Malicious Software Flashcards
Who is spam costly to?
Both the network infrastructure and the user who must filter emails.
Who sends spam?
Sometimes legitimate sources, but most is sent by botnets on comprised user systems.
Name different types of spam
Advertising, scams, carrying malware, phishing.
What makes spam hard to counter?
It exploits human behaviour, such as the user’s gullibility. It requires active user participation.
What are the three types of Trojan?
Hector, Priam, Paris…
Trojans which perform the function of a program while performing separate malicious activity.
Trojans which perform the function of the program but modifying this function to perform or disguise other malicious activity.

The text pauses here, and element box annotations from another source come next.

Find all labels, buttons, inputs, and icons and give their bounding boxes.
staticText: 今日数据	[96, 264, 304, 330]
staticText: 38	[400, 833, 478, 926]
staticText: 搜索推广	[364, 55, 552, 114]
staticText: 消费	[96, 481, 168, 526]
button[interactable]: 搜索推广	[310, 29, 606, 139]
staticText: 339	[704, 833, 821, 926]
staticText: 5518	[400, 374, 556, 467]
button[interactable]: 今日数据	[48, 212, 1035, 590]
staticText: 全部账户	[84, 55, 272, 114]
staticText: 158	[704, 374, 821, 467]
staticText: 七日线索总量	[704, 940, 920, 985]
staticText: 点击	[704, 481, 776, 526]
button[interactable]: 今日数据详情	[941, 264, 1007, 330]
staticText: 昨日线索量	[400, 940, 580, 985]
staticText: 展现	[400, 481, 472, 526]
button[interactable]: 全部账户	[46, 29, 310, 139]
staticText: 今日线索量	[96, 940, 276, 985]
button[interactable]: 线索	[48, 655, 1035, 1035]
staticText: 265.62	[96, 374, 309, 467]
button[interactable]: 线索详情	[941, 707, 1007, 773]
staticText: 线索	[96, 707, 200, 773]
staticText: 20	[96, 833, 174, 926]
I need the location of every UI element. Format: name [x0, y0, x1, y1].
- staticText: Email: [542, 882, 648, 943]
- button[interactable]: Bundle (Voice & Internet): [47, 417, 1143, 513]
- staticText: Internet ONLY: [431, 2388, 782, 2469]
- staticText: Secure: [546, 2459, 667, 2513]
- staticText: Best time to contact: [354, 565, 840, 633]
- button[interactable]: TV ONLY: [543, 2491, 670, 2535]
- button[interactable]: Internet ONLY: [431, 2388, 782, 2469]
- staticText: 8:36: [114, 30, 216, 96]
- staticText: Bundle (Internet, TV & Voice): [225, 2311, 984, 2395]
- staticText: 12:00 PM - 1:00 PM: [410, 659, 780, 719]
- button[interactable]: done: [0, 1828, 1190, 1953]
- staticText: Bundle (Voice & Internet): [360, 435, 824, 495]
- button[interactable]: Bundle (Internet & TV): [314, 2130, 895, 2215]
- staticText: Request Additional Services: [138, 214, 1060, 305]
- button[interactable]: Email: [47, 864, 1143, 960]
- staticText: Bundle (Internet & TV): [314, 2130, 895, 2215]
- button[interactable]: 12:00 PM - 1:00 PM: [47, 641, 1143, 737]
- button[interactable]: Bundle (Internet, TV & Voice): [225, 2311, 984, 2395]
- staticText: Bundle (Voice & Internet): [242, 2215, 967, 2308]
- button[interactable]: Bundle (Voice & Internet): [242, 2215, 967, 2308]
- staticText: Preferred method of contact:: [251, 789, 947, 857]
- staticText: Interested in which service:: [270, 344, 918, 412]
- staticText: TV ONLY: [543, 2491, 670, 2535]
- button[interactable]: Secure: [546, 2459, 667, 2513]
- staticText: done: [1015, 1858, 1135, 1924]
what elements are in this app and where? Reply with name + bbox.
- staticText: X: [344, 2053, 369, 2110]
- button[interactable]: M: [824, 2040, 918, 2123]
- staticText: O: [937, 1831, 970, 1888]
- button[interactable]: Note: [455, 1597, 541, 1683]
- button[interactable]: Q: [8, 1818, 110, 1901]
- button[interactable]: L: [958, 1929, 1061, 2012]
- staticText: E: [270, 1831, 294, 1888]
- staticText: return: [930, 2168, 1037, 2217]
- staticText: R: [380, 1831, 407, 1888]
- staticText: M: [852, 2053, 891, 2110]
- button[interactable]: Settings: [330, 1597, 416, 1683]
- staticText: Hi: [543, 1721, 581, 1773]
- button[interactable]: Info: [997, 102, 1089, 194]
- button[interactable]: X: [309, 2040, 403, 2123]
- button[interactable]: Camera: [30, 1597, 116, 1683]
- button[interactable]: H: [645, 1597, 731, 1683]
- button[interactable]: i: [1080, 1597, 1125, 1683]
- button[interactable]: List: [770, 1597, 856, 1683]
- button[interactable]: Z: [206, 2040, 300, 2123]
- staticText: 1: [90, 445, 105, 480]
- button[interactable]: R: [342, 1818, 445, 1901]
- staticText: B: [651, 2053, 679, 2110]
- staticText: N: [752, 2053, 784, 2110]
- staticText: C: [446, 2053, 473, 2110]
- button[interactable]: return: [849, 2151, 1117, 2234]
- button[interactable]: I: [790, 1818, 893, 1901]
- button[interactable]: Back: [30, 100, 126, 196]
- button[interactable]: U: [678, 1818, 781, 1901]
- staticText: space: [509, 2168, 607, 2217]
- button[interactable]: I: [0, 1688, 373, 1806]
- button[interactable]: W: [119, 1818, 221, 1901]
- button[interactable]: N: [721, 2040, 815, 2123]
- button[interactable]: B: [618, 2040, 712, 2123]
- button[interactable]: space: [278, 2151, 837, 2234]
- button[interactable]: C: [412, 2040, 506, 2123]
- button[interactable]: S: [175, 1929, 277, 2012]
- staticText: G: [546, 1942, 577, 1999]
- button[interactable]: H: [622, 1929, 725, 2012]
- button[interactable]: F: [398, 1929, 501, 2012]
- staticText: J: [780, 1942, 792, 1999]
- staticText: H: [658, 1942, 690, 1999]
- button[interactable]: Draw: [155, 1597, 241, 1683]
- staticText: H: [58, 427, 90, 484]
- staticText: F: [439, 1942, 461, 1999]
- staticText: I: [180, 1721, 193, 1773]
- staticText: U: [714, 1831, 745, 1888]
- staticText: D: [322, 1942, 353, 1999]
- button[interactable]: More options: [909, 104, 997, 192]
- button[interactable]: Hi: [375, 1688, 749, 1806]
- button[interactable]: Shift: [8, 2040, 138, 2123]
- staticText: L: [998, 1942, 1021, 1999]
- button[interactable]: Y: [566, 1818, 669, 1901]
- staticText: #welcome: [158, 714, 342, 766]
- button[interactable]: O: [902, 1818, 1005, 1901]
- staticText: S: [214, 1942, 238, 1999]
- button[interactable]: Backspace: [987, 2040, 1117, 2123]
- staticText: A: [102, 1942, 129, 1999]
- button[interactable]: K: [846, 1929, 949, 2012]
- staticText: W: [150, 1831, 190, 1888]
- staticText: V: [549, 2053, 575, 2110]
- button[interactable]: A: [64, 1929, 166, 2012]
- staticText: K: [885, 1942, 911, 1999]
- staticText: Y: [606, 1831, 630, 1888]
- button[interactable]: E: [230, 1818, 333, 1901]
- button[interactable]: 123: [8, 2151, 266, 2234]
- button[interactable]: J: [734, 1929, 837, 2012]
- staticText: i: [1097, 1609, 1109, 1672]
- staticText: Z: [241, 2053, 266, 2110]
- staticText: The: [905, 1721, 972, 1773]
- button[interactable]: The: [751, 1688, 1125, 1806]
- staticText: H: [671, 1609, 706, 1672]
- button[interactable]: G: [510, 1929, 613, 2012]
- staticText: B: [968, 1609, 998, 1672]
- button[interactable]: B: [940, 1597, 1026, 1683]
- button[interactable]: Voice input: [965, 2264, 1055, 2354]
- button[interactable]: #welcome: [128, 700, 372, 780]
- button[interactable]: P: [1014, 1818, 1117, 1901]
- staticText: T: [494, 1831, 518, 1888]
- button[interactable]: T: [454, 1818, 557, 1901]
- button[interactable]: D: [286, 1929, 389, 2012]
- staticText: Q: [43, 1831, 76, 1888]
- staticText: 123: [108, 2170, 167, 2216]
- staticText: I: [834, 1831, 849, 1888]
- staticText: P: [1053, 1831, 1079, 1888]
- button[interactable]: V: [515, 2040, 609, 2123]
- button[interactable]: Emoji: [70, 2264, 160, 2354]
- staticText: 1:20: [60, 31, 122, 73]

Trojans which replace the original function entirely, to perform a malicious function.
What is a bot?
A bot subverts the computational and network resources of an infected system, for the use of the attacker.
What is a botnet?
A coordinated network of bots.
What are bots used for?
Distributed Denial of Service Attacks, Spamming, Sniffing traffic, Key logging, Spreading malware etc.
What makes bots different from worms?
Bots are initially controlled from some central facility.
What is spear phishing?
When the target is specifically chosen and researched by the attacker, making their email more personalised to convince of authenticity.
Why might SMPT allow spam more easily?
It has no built in authenticity checks. Also, the recipient’s mail server only sees the IP address of the direct peer from which it received the message.
Why would a spammer want to hide their IP?
To avoid DNS or ISP blacklists. They could also do this by using botnets.
What is greylisting?
The server rejects the first email from a sender which it does not recognise. If the sender resends their message, then it is probably legitimate and they get accepted. Botnets do not tend to retry sending emails.
Is email security done by the protocol or the client?
The client.
What is a javascript language attack? How can we prevent it?
Since javascript is executed in the browser, the attacker can use this to be able to execute some code on the user’s machine. This is also known as cross-site scripting.
We can prevent it by pre-processing input from the user before using it in HTML, using firewalls, using an auditing system etc.